Existing Home Sales make up a much larger portion of total sales in the housing market, so it’s a much more important figure for overall economic activity in the U.S.  In that sense, the housing market is much healthier than it was 2 or 3 years ago.  But for the homebuilders, new home sales is arguably more important, as they are the ones building and selling the new projects.

The stock charts of stocks in the homebuilding sector reflect that dichotomy.  The major homebuilders (TOL, DHI, LEN, PHM, KBH) are all now trading below their 200 day moving averages after last week’s weakness.  PHM led the move lower after a weak earnings report on Thursday.  The company’s orders fell 12%, and management, though remaining optimistic, voiced caution about its new community growth.  Here is its chart:

Daily chart of PHM since 2011, 200 day ma in black, Courtesy of Bloomberg
Daily chart of PHM since 2011, 200 day ma in black, Courtesy of Bloomberg

This weakness in the homebuilders has led to overall underperformance of XHB vs. SPY, which Cam Hui pointed out in his blog post last week:

On a a relative basis, XHB staged a relative rally from the Eurogeddon lows of 2011, started rolling over in early 2013 and now has violated a relative support level.

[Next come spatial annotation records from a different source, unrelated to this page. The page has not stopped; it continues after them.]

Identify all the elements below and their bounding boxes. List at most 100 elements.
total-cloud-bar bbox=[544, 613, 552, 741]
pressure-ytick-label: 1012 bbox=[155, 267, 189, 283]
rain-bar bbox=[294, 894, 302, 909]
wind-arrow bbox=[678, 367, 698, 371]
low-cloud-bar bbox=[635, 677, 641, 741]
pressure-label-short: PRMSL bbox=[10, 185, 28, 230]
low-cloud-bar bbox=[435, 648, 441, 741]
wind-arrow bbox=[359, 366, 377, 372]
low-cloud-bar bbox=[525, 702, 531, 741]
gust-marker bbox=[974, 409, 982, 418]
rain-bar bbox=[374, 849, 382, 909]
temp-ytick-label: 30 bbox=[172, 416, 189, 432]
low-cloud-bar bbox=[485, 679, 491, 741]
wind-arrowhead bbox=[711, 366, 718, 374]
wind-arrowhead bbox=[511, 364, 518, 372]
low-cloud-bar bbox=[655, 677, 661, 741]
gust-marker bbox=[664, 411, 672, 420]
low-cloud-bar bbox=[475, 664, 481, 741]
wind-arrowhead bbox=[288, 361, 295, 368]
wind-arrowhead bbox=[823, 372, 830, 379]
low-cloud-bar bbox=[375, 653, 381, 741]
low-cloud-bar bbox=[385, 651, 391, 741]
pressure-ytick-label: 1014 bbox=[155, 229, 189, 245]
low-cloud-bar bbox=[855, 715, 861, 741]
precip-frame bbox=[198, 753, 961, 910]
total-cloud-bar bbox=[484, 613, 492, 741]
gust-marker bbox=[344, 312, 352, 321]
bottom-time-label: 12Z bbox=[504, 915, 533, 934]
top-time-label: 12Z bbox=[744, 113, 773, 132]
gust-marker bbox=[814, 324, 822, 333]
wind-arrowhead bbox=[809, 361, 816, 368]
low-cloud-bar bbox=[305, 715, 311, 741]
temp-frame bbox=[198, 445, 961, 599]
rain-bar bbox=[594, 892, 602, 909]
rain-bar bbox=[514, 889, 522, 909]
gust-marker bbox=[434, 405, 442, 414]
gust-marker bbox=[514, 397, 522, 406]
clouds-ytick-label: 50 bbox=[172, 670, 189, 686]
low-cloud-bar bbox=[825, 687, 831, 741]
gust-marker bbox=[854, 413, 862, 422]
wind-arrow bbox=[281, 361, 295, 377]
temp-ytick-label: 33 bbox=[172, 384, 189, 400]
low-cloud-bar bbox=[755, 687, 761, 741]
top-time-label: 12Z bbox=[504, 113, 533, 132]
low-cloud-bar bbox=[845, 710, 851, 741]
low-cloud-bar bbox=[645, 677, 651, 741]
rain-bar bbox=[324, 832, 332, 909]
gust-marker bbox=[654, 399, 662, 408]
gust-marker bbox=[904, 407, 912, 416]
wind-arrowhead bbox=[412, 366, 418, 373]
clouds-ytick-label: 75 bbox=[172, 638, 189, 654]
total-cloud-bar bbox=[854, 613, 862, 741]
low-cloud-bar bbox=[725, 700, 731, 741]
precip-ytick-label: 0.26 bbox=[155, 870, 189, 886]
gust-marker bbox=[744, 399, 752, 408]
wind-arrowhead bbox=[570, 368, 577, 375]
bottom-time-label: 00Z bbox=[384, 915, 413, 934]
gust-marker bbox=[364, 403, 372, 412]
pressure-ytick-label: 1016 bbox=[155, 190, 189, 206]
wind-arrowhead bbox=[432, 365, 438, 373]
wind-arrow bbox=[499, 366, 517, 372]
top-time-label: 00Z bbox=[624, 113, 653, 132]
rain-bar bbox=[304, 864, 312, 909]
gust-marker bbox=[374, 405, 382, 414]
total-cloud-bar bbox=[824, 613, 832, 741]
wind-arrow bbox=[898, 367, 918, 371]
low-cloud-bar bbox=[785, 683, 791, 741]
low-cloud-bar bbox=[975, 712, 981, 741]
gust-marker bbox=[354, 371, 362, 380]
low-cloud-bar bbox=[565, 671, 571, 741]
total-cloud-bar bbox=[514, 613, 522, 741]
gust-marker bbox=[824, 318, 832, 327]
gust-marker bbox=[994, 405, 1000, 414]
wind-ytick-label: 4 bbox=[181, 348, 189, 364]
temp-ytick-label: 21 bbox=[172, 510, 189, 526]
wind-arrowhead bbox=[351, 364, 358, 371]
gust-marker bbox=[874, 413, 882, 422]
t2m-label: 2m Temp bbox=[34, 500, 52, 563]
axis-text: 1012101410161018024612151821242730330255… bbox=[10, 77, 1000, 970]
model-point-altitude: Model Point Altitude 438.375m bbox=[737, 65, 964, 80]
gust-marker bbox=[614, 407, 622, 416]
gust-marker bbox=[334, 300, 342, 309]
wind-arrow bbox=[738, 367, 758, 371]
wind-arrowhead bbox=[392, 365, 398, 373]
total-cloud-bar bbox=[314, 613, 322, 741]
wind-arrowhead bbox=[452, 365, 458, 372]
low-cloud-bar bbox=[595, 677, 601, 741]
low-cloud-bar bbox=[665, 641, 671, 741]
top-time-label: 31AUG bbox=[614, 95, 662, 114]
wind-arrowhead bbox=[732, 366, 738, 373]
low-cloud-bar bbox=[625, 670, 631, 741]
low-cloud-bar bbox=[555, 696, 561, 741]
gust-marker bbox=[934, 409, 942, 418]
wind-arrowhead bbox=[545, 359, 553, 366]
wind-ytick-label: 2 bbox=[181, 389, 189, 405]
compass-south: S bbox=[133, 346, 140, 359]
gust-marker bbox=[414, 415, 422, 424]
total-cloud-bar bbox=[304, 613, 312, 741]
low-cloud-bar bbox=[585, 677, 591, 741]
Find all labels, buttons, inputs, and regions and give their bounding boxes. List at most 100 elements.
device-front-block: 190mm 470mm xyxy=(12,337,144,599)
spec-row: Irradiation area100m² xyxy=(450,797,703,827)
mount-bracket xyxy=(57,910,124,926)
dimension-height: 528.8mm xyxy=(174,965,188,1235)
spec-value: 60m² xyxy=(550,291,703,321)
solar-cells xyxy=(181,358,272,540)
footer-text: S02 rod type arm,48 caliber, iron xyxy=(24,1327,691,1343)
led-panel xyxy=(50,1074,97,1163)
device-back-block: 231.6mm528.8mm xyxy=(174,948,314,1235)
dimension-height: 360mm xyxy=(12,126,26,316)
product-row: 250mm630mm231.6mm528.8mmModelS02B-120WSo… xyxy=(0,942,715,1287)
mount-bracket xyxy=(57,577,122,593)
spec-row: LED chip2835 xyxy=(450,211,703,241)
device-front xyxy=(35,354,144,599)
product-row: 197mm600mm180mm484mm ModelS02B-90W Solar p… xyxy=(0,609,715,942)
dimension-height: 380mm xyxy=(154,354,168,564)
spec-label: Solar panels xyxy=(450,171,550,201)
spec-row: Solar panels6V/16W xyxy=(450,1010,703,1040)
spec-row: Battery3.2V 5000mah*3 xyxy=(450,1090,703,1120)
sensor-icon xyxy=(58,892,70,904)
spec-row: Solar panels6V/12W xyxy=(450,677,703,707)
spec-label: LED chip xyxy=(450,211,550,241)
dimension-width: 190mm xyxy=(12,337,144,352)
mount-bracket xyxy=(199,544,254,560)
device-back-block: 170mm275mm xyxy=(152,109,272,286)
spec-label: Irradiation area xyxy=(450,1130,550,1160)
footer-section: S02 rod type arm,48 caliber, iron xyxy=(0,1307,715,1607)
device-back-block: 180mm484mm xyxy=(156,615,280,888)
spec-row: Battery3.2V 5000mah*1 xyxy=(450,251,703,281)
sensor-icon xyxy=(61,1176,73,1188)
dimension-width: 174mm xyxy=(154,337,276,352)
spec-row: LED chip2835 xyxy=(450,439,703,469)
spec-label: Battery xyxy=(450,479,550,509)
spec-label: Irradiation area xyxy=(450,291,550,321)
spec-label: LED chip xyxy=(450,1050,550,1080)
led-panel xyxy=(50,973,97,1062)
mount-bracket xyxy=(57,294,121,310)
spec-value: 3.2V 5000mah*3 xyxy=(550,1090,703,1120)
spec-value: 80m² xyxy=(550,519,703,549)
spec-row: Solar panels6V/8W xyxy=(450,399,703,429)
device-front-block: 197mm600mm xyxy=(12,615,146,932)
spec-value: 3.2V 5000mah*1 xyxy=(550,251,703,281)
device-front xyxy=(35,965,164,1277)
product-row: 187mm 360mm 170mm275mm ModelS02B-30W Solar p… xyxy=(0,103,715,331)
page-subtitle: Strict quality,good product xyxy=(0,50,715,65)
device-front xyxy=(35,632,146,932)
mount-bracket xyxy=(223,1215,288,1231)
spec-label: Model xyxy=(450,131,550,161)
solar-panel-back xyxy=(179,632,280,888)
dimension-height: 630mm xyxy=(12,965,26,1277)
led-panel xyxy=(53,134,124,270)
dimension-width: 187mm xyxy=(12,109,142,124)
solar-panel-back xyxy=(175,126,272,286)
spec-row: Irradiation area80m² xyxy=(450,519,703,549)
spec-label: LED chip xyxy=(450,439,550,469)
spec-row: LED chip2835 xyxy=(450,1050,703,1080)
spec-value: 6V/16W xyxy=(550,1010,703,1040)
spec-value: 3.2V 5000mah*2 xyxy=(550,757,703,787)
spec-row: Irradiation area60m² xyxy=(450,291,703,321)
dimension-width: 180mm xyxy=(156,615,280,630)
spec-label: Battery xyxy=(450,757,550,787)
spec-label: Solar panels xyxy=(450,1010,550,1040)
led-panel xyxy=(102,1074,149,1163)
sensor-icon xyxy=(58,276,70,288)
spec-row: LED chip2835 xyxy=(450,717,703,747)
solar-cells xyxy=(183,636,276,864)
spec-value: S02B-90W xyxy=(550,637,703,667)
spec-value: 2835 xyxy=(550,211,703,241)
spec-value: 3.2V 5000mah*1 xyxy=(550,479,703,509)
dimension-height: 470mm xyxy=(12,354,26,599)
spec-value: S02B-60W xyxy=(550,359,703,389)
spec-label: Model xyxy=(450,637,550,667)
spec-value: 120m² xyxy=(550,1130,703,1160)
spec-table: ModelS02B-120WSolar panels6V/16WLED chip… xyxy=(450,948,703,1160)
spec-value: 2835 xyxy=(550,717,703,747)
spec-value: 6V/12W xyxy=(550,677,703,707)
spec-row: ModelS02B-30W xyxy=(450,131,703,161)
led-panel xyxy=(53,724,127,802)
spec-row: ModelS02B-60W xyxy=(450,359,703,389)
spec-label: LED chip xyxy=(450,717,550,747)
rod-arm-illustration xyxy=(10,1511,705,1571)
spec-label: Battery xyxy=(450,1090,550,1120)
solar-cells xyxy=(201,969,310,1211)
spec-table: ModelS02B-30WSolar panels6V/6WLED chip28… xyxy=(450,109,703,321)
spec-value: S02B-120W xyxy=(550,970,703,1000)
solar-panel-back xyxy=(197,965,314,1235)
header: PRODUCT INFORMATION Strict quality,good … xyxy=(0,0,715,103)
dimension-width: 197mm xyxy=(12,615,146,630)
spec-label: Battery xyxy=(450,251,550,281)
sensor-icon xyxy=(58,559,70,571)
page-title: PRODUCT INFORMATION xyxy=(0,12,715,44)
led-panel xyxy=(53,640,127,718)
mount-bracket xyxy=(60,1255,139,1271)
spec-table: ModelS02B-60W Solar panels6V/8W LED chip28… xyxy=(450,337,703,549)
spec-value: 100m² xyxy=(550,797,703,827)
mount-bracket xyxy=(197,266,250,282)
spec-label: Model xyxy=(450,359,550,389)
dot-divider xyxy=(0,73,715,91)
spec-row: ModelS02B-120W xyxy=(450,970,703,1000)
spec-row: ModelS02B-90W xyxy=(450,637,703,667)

Now consider this recent post from Barry Ritholz about private equity seems to have gone overboard on the “rent to flip” in US housing. Mr. Market starting to get nervous about housing, especially if mortgage rates rise any further.

Interestingly, XHB is mostly retailers and appliance companies catering to the homebuilding or renovation industry.  It has actually held up much better in 2013 (up 11%) than the homebuilders (mostly down on the year).  Once again, that’s likely a reflection of the strength in the existing home market (where renovation and home improvement demand remain strong), and weakness in the new home market.

The recent rise in interest rates will likely affect the end market for housing much more than the renovation market, further widening that gap.  How much of that is already reflected in the stock prices is always a key question.  But the business trends going forward still don’t support the investing thesis for homebuilders overall.